ROSEMONT, Ill., Oct. 30, 2019 /PRNewswire/ -- A large new study has found that an artery disease that mostly affects legs and feet is associated with increased use of opioids, the Society for Vascular Surgery reports. Researchers discovered that some patients who had a procedure to improve pain from poor circulation actually increased their use of opioids after treatment.
Reported in the October 2019 edition of the Journal of Vascular Surgery, the study looked at 178,880 de-identified patients in a private, health insurance data base over an eight-year period who were found to have PAD, or peripheral arterial disease. Over a third of them had painful, advanced cases, called chronic limb ischemia (CLI). [Listen to medical professionals discuss these findings. 5:09]
"The first thing that surprised us," said lead author Dr. Nathan K. Itoga, "is that a significant number of PAD and CLI patients were already on opioids when they had their first PAD diagnosis. After they were diagnosed with either condition, the percentage receiving opioids went up and it also went up after they had a procedure to address their disease."
His team found that high opioid use increased from 25.8% in the years before treatment to 29.6% in the years after treatment. For patients without CLI, high opioid use increased from 22.7% before treatment to 25.9% after treatment and from 30.8% before treatment to 37.1% after treatment for patients with CLI.
PAD occurs when plaque builds up in arteries and make it harder for oxygen-rich blood to get to all parts of the body.

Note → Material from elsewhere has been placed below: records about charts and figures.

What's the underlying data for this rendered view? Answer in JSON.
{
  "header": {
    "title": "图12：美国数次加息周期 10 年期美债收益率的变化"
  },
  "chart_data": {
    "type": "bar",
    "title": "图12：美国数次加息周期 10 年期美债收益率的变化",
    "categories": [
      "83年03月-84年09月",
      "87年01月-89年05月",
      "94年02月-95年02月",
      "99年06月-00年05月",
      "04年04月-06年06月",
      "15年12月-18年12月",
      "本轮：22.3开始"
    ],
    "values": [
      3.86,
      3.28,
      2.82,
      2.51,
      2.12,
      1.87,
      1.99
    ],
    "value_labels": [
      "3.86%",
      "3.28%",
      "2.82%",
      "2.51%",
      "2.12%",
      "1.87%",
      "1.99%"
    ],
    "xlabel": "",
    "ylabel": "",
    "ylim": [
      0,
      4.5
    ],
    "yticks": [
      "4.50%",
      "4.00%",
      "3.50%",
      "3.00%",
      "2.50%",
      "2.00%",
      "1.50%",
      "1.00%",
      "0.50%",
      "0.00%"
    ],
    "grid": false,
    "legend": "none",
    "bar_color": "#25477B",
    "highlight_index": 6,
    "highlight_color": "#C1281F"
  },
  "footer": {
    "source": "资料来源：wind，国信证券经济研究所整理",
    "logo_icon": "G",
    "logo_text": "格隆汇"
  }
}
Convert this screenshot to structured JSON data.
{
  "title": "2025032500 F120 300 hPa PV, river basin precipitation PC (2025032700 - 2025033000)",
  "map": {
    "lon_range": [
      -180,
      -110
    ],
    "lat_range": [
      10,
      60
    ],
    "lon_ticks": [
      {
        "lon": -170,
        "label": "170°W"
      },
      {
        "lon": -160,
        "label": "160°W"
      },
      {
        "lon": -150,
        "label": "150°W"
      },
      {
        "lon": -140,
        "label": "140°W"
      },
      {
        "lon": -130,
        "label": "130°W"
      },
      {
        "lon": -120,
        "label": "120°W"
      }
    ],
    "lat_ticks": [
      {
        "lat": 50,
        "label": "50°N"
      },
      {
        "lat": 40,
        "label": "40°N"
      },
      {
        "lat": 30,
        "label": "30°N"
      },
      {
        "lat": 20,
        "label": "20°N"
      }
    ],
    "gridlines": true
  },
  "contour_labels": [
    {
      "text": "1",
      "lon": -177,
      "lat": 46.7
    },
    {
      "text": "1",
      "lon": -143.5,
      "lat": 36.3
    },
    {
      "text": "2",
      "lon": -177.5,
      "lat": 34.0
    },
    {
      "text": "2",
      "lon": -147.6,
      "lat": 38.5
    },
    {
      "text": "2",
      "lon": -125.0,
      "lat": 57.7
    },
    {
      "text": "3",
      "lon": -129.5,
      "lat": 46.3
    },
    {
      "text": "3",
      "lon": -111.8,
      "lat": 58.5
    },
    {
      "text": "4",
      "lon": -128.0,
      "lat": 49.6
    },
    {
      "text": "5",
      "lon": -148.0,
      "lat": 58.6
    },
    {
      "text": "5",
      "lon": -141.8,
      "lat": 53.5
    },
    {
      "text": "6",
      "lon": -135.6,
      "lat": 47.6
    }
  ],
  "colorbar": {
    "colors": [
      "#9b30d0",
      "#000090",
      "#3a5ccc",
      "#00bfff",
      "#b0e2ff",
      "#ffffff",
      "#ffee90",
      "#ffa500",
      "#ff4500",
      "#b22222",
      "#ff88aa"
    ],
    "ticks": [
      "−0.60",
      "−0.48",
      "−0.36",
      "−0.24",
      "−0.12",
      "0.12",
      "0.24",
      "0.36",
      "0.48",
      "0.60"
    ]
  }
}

When it diminishes blood flow to the legs and feet, it's called PAD. When it starts causing open sores on the feet, and/or gangrene, it's called CLI, and can lead to amputations in some cases.
The study found that high-opioid use patients were more likely to have back and neck pain, be smokers and/or have depression. High opioid use was defined in the study as patients who were prescribed two or more opioid prescriptions in a year.

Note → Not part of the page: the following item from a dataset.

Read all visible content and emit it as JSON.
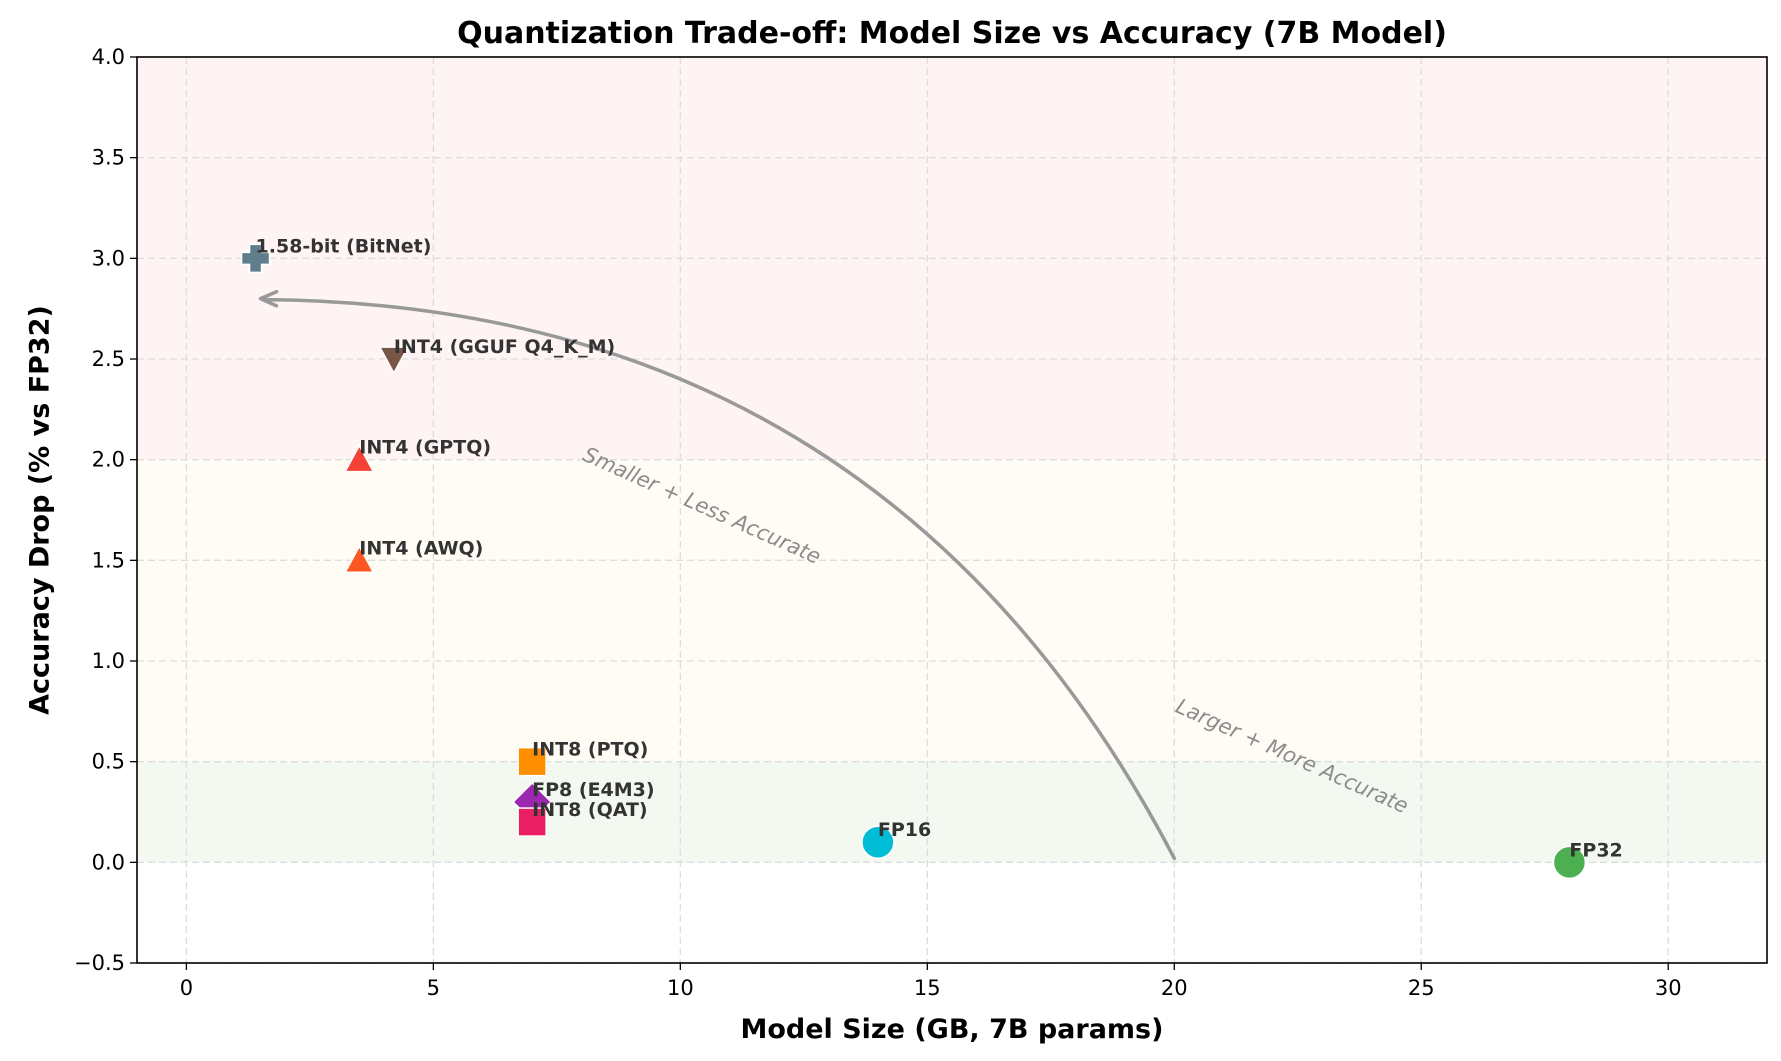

The study did not determine where the additional opioids came from, he said, "but having PAD would not be a routine reason for a physician to prescribe opioids, unless the patient has resting pain or open wounds."

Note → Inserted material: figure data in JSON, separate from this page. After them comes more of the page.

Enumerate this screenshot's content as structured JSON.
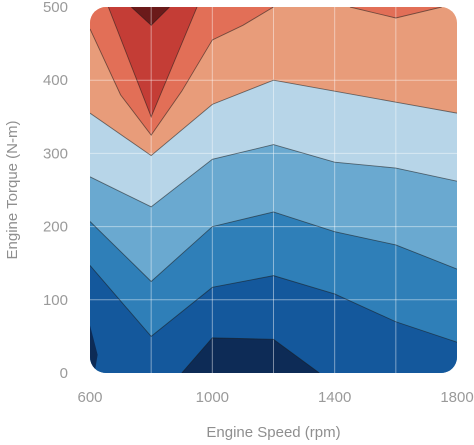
{
  "chart_data": {
    "type": "contour",
    "title": "",
    "xlabel": "Engine Speed (rpm)",
    "ylabel": "Engine Torque (N-m)",
    "xlim": [
      600,
      1800
    ],
    "ylim": [
      0,
      500
    ],
    "x_ticks": [
      600,
      1000,
      1400,
      1800
    ],
    "y_ticks": [
      0,
      100,
      200,
      300,
      400,
      500
    ],
    "grid": true,
    "x_grid": [
      800,
      1000,
      1200,
      1400,
      1600
    ],
    "y_grid": [
      100,
      200,
      300,
      400
    ],
    "sample_x": [
      600,
      800,
      1000,
      1200,
      1400,
      1600,
      1800
    ],
    "level_colors": [
      "#0d2b56",
      "#14589c",
      "#2f7fb8",
      "#6aa9d0",
      "#b7d5e8",
      "#e89c7a",
      "#e26f57",
      "#c43d36",
      "#a32a2a",
      "#6b1a1a"
    ],
    "contour_levels": [
      {
        "x": [
          600,
          800,
          1000,
          1200,
          1400,
          1600,
          1800
        ],
        "y": [
          0,
          0,
          0,
          0,
          0,
          0,
          0
        ]
      },
      {
        "x": [
          900,
          1000,
          1200,
          1350
        ],
        "y": [
          0,
          48,
          46,
          0
        ]
      },
      {
        "x": [
          600,
          800,
          1000,
          1200,
          1400,
          1600,
          1800
        ],
        "y": [
          147,
          50,
          117,
          133,
          108,
          70,
          42
        ]
      },
      {
        "x": [
          600,
          800,
          1000,
          1200,
          1400,
          1600,
          1800
        ],
        "y": [
          207,
          125,
          200,
          220,
          193,
          175,
          142
        ]
      },
      {
        "x": [
          600,
          800,
          1000,
          1200,
          1400,
          1600,
          1800
        ],
        "y": [
          268,
          227,
          292,
          312,
          288,
          280,
          262
        ]
      },
      {
        "x": [
          600,
          800,
          1000,
          1200,
          1400,
          1600,
          1800
        ],
        "y": [
          355,
          297,
          367,
          400,
          385,
          370,
          355
        ]
      },
      {
        "x": [
          600,
          700,
          800,
          900,
          1000,
          1100,
          1200
        ],
        "y": [
          470,
          380,
          325,
          385,
          455,
          475,
          500
        ]
      },
      {
        "x": [
          660,
          800,
          950
        ],
        "y": [
          500,
          350,
          500
        ]
      },
      {
        "x": [
          735,
          800,
          860
        ],
        "y": [
          500,
          475,
          500
        ]
      }
    ],
    "top_right_region": {
      "x": [
        1450,
        1600,
        1750
      ],
      "y": [
        500,
        485,
        500
      ]
    }
  }
}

It's possible, he theorized, that higher opioid use after surgery is akin to a prescription side effect for a small percentage of patients in chronic pain.
Meanwhile, physicians are prescribing with more caution and the Society for Vascular Surgery supports assuring that physicians maintain the ability to prescribe what is best for their patients without regulatory interference.
"Before this research and the opioid crisis," Dr. Itoga said, "I would have sent a patient home from open surgery with perhaps 60 pills. Now I prescribe 10 to 15 pills. And previously, for someone who had an endovascular procedure, I used to send them home with opioids in case they needed them. Now I tell them to take over-the-counter medication if they need it."
He pointed out that the pain from PAD is real. Early on, patients may have a cramping sensation called claudication, which mostly occurs while walking. If the disease progresses untreated, painful open sores on the feet can occur, and if PAD leads to chronic limb ischemia and amputation, that post-operative pain needs strong medication management.
"It's a tough decision for physicians," Dr. Itoga said. "The patients are in pain and suffering you don't want to ignore it, but you don't want them to become addicted. We just want to make people aware."
The Society for Vascular Surgery® (SVS) is a not-for-profit professional medical society, composed of specialty-trained vascular surgeons and professionals, which seeks to advance excellence and innovation in vascular health through education, advocacy, research and public awareness.